Punishment For Animal Cruelty In the United Kingdom Raised From 6 Months To 5 Years


Under fresh legislation going before Parliament today, prison terms for animal cruelty will rise to five years.

This is a substantial increase from the existing maximum sentence of 6 months.

It follows last year’s public consultation, in which more than 70% of the citizens in the United Kingdom backed stricter jail terms for those exploiting animals.

The bill allows the legal system of the United Kingdom to do what it has been trying to do for some time now but was unable to do because of the law’s constraints: hand out stricter penalties for animal cruelty.

This bill is an addition to the Finn’s Law, which was named by a police dog stabbed on duty. They introduced this bill hoping to get extra protection for service dogs, as well as horses and now it serves as a great foundation to add additions to it.

Finn was an amazingly faithful German shepherd serving alongside officer Dave Wardell from the police department. He was seriously wounded during a robbery, in which the suspect stabbed him in the head and chest.

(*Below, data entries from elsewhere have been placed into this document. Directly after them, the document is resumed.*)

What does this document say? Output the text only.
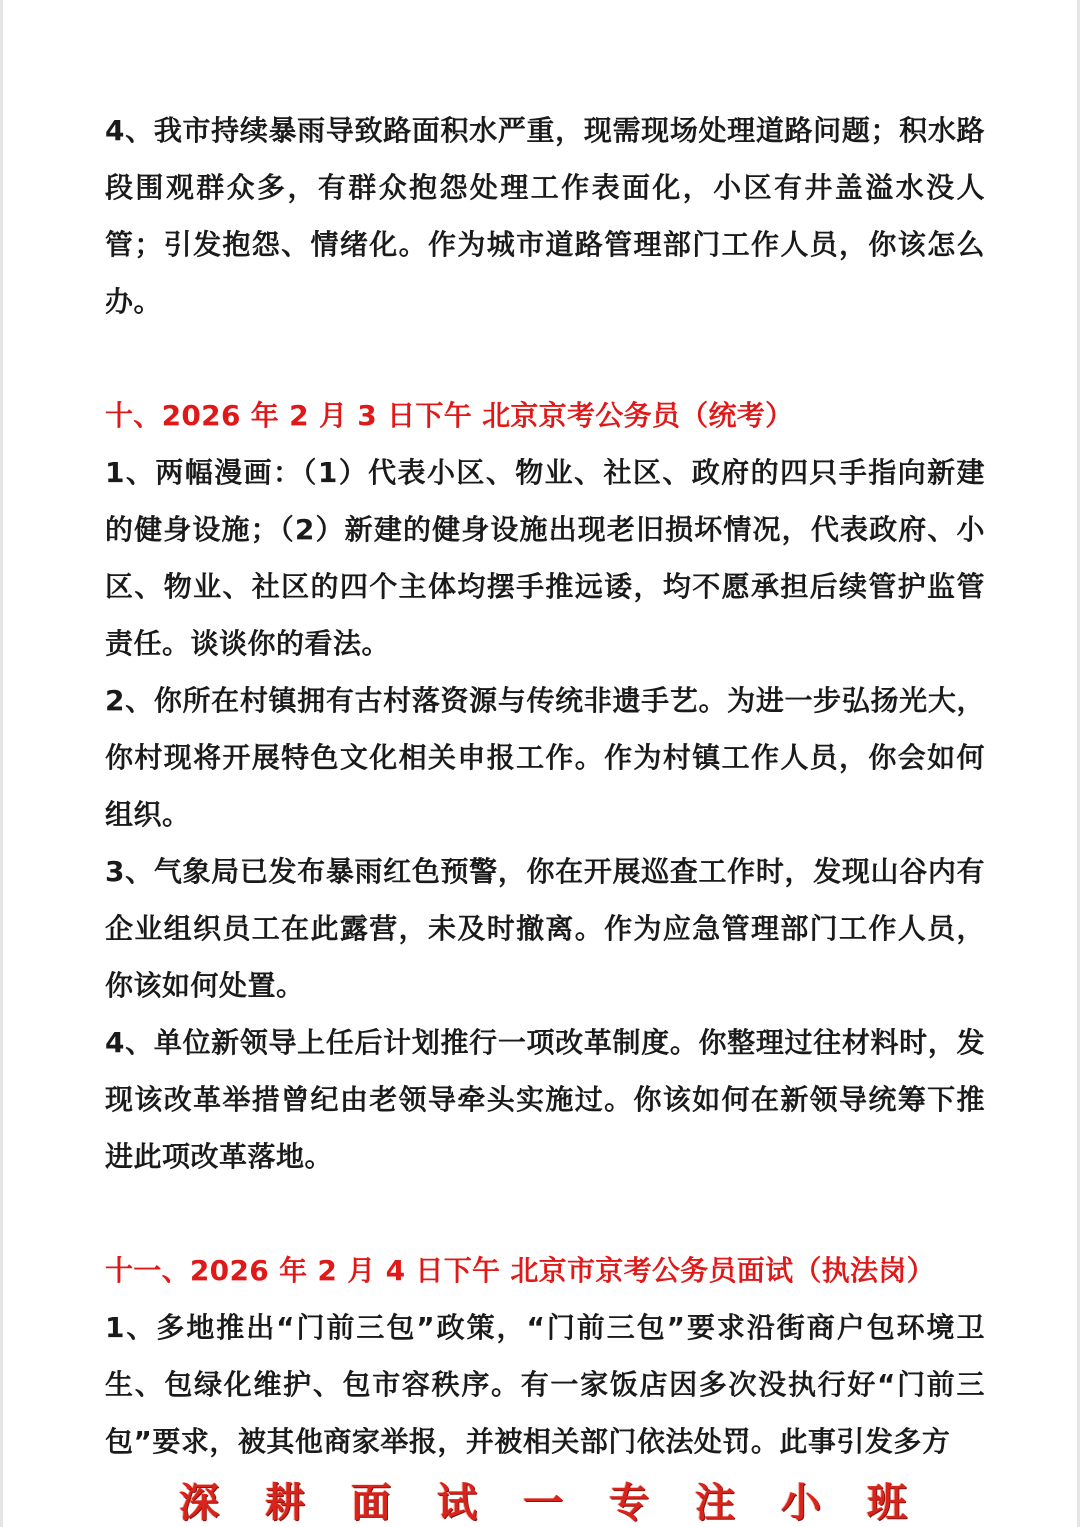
4、我市持续暴雨导致路面积水严重，现需现场处理道路问题；积水路段围观群众多，有群众抱怨处理工作表面化，小区有井盖溢水没人管；引发抱怨、情绪化。作为城市道路管理部门工作人员，你该怎么办。

十、2026 年 2 月 3 日下午 北京京考公务员（统考）

1、两幅漫画：（1）代表小区、物业、社区、政府的四只手指向新建的健身设施；（2）新建的健身设施出现老旧损坏情况，代表政府、小区、物业、社区的四个主体均摆手推远诿，均不愿承担后续管护监管责任。谈谈你的看法。

2、你所在村镇拥有古村落资源与传统非遗手艺。为进一步弘扬光大，你村现将开展特色文化相关申报工作。作为村镇工作人员，你会如何组织。

3、气象局已发布暴雨红色预警，你在开展巡查工作时，发现山谷内有企业组织员工在此露营，未及时撤离。作为应急管理部门工作人员，你该如何处置。

4、单位新领导上任后计划推行一项改革制度。你整理过往材料时，发现该改革举措曾纪由老领导牵头实施过。你该如何在新领导统筹下推进此项改革落地。

十一、2026 年 2 月 4 日下午 北京市京考公务员面试（执法岗）

1、多地推出“门前三包”政策，“门前三包”要求沿街商户包环境卫生、包绿化维护、包市容秩序。有一家饭店因多次没执行好“门前三包”要求，被其他商家举报，并被相关部门依法处罚。此事引发多方

深耕面试一专注小班
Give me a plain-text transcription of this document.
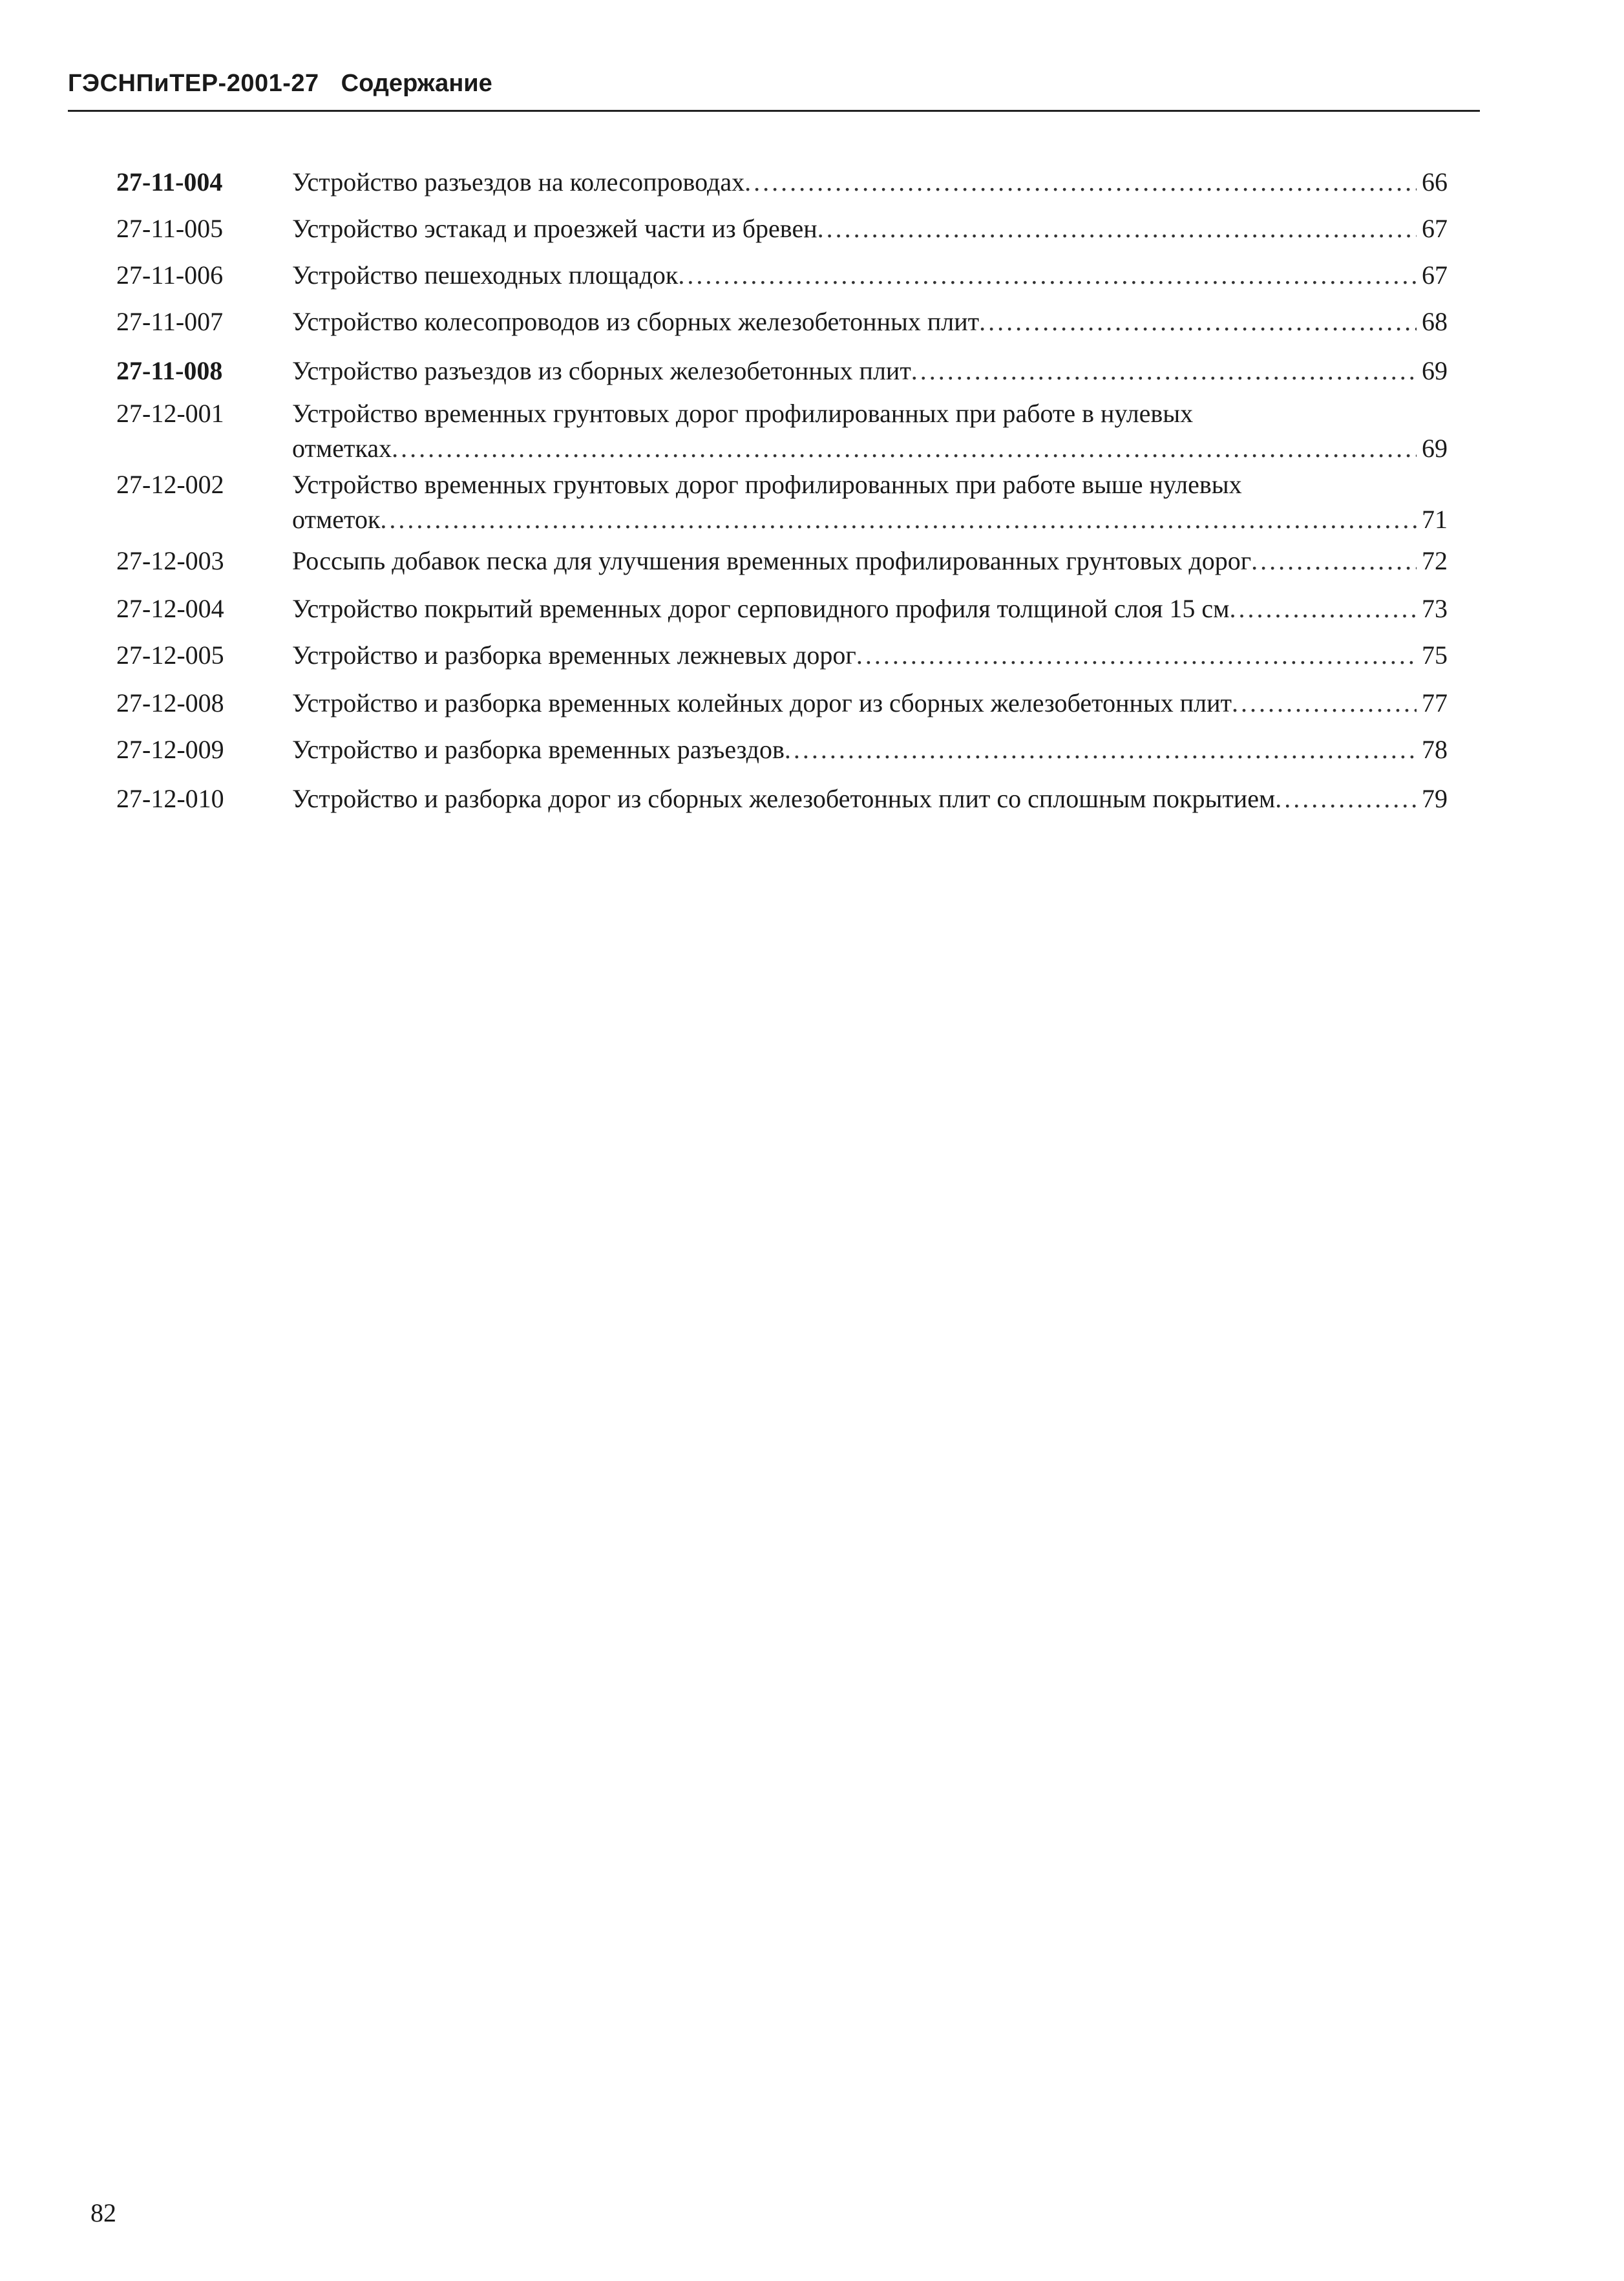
ГЭСНПиТЕР-2001-27 Содержание
27-11-004	Устройство разъездов на колесопроводах .....	66
27-11-005	Устройство эстакад и проезжей части из бревен .....	67
27-11-006	Устройство пешеходных площадок .....	67
27-11-007	Устройство колесопроводов из сборных железобетонных плит .....	68
27-11-008	Устройство разъездов из сборных железобетонных плит .....	69
27-12-001	Устройство временных грунтовых дорог профилированных при работе в нулевых
отметках .....	69
27-12-002	Устройство временных грунтовых дорог профилированных при работе выше нулевых
отметок .....	71
27-12-003	Россыпь добавок песка для улучшения временных профилированных грунтовых дорог .....	72
27-12-004	Устройство покрытий временных дорог серповидного профиля толщиной слоя 15 см .....	73
27-12-005	Устройство и разборка временных лежневых дорог .....	75
27-12-008	Устройство и разборка временных колейных дорог из сборных железобетонных плит .....	77
27-12-009	Устройство и разборка временных разъездов .....	78
27-12-010	Устройство и разборка дорог из сборных железобетонных плит со сплошным покрытием .....	79
82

Even though the dog was nearly deathly wounded, he didn’t let go of the perpetrator, proving his loyalty. In this whole mess, the officer Wardell also got a knife injury in the hand.

There are so many numerous cases where, had they been available, the judges in the middle of the trial would have given longer sentences by all means.

The animal protection bill is endorsed by major animal welfare organizations. It managed to get an approval rate of 70 % among the public, which is really high and really impressive.

At the end of the year, they expect the government to readily issue draft legislation for consultation.